An experimental compound has been shown to reduce cell death and reduce inflammation and organ damage in people with diabetes.
The study was conducted by researchers from the Department of Chemistry at the State University of New York in the United States of America, and its results were published in the Journal of Cellular Chemical Biology on October 16, and the Eurek Alert website wrote about it.
The new compound prevents the interaction between two proteins whose combination causes the heart and kidney damage seen in people with diabetes, and slows the healing of diabetes-related wounds.
The study revealed that the study compound reduces swelling of diabetic tissues and accelerates their repair, by preventing the DIAPH1 protein from binding to the RAGE protein.
The compound is being tested
The drug tested is called RAGE406R, a small molecule named after the protein it targets.
Experiments conducted on both human cells and mice found that the compound significantly reduced short- and long-term complications of type 1 and type 2 diabetes.
“There are currently no treatments that address the root causes of diabetes complications, and our work shows that the new compound can do that,” said Dr. Anne-Marie Schmidt, the study’s co-principal investigator, professor of endocrinology at NYU Grossman School of Medicine, and professor of endocrinology in the Dr. Evan Young Chair at NYU Grossman School of Medicine.

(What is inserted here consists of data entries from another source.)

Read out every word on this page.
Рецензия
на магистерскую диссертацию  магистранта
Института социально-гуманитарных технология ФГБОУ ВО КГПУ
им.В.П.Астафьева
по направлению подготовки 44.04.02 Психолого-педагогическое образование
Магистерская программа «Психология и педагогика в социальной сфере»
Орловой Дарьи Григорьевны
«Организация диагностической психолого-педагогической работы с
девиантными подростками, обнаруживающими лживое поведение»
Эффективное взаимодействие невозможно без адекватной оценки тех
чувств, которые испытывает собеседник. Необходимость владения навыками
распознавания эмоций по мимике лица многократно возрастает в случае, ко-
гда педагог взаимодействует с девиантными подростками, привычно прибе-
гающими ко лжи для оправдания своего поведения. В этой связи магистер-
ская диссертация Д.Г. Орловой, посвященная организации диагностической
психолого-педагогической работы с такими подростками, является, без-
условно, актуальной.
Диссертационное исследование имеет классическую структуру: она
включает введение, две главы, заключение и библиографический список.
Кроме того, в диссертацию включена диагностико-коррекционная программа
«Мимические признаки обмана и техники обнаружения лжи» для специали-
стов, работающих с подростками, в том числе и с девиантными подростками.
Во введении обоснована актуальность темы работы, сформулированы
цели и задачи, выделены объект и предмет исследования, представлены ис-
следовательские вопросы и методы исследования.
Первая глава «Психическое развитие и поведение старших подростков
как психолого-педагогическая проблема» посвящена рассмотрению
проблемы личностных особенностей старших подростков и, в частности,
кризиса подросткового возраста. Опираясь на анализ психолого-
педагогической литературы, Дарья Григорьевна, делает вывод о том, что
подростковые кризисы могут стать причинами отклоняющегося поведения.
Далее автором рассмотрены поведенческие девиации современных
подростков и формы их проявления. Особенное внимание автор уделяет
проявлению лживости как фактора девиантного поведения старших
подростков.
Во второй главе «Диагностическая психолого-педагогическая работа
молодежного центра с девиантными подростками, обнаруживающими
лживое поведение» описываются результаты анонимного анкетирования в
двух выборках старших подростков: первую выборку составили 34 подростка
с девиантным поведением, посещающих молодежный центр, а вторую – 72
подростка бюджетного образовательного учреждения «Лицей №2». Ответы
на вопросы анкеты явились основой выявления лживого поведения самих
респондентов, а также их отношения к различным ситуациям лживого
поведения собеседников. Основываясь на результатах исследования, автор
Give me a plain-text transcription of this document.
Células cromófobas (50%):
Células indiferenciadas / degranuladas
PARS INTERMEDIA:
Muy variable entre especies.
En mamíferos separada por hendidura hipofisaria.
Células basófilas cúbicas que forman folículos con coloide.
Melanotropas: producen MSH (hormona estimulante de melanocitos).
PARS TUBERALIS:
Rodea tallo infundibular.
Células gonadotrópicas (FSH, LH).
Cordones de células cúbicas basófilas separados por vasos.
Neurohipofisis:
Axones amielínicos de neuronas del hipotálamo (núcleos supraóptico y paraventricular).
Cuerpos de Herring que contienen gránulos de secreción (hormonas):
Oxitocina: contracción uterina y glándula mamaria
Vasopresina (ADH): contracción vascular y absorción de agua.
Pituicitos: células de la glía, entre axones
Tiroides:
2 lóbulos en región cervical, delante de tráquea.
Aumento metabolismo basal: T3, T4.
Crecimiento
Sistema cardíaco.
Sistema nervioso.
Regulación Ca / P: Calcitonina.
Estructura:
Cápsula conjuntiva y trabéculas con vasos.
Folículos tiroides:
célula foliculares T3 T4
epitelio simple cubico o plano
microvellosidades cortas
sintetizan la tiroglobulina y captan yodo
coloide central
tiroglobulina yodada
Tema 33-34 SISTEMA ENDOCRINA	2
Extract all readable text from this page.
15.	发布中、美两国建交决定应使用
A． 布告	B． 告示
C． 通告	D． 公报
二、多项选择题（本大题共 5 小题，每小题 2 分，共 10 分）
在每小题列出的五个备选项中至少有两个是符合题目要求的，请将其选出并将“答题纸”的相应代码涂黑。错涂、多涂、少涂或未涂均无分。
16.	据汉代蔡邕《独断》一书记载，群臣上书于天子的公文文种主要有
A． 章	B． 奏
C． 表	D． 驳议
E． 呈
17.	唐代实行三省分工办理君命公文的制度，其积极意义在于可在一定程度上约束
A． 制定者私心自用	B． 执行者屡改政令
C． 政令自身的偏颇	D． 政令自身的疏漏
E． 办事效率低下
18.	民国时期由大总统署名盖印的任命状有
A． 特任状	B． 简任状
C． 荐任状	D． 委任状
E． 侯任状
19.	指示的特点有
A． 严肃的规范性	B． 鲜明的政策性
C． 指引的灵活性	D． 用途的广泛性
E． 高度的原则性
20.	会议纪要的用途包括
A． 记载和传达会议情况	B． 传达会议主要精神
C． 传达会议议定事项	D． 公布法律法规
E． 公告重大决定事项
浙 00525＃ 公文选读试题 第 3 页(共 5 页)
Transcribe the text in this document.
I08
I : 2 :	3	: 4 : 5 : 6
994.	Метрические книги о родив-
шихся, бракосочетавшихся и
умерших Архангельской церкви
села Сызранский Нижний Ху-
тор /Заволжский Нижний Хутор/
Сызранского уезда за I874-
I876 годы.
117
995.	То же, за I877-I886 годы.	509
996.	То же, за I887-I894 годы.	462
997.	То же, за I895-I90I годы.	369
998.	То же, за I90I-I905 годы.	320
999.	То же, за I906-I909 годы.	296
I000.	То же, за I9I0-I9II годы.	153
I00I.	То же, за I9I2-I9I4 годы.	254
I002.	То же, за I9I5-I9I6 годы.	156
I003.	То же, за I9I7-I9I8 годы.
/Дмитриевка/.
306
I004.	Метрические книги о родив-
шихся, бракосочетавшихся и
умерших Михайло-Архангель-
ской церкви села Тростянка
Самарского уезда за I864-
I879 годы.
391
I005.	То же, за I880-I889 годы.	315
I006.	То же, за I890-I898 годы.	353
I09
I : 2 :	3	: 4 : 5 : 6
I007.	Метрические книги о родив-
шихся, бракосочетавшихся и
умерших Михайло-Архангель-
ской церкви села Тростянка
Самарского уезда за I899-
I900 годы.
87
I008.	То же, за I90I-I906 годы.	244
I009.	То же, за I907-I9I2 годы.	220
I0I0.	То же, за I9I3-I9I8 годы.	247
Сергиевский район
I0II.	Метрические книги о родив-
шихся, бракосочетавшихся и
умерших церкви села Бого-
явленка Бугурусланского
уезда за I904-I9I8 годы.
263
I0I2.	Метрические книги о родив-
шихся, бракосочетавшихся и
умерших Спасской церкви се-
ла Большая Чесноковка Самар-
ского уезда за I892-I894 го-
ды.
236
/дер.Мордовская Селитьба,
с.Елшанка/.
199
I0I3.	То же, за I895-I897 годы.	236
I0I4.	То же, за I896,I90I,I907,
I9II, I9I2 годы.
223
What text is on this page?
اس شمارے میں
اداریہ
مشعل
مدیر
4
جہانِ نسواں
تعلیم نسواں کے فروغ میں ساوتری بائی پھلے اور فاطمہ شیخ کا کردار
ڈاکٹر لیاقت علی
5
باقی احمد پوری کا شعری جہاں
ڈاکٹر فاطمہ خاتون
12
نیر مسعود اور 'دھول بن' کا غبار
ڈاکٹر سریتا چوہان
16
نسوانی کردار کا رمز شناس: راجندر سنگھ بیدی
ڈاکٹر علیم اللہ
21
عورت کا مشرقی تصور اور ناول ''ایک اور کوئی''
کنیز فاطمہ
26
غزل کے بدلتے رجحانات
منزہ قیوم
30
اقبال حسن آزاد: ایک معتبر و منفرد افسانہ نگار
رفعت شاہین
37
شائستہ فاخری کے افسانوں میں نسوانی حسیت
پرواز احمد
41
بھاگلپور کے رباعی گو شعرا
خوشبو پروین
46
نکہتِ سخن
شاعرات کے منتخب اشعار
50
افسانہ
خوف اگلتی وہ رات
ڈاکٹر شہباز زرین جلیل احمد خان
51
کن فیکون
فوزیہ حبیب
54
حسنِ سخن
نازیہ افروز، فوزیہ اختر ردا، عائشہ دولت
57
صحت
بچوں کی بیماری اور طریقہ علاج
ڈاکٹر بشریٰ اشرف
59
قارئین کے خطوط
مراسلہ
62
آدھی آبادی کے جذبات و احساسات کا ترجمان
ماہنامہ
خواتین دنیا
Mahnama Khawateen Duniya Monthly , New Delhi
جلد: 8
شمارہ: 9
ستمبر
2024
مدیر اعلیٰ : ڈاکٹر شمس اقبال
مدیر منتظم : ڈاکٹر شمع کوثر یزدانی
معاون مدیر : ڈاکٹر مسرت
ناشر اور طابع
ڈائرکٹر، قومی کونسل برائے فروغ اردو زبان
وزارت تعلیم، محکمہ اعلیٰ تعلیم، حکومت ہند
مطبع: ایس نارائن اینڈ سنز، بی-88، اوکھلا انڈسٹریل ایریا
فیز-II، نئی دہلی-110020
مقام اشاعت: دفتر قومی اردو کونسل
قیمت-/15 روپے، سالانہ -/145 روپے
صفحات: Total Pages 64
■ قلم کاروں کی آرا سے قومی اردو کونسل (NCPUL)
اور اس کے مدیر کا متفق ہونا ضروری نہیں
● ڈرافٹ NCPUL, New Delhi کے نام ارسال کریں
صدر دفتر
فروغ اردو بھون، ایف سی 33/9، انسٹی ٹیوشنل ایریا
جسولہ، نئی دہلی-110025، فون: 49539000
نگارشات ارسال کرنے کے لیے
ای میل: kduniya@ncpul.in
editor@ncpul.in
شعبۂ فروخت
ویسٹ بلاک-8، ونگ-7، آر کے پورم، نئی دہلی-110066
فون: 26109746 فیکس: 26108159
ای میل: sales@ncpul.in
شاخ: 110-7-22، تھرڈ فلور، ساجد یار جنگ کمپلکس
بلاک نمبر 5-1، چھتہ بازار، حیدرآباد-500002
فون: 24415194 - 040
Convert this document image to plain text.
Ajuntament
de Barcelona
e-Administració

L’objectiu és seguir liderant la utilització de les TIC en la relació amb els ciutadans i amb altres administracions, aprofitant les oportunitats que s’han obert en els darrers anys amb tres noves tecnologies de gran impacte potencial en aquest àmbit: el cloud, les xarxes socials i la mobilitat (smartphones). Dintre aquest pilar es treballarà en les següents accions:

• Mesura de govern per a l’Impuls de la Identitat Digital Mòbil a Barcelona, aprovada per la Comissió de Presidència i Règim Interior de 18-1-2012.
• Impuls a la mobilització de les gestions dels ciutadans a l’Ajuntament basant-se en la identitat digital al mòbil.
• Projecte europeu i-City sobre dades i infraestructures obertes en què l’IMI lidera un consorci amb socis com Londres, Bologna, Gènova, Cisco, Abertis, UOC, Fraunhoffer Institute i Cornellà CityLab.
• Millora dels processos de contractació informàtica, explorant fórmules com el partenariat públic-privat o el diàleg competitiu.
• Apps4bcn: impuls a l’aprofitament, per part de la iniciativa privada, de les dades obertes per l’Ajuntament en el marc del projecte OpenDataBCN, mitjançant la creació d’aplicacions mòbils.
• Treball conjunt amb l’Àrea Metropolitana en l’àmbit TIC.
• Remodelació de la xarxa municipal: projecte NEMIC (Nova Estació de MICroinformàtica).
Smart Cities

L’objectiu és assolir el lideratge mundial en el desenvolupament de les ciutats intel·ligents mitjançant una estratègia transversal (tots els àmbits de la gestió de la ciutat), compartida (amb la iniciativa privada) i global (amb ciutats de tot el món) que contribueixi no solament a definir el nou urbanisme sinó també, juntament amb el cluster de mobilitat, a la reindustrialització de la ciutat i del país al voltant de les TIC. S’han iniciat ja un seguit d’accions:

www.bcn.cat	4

She added: “If these results are confirmed by further testing in human trials, this compound may fill gaps in treatment, including that most current drugs only work against type 2 diabetes.”
The team tested the new compound in a key model of a chronic diabetic complication, impaired wound healing in obese mice with type 2 diabetes. The data revealed that topical treatment with the drug accelerated wound healing in male and female diabetic mice.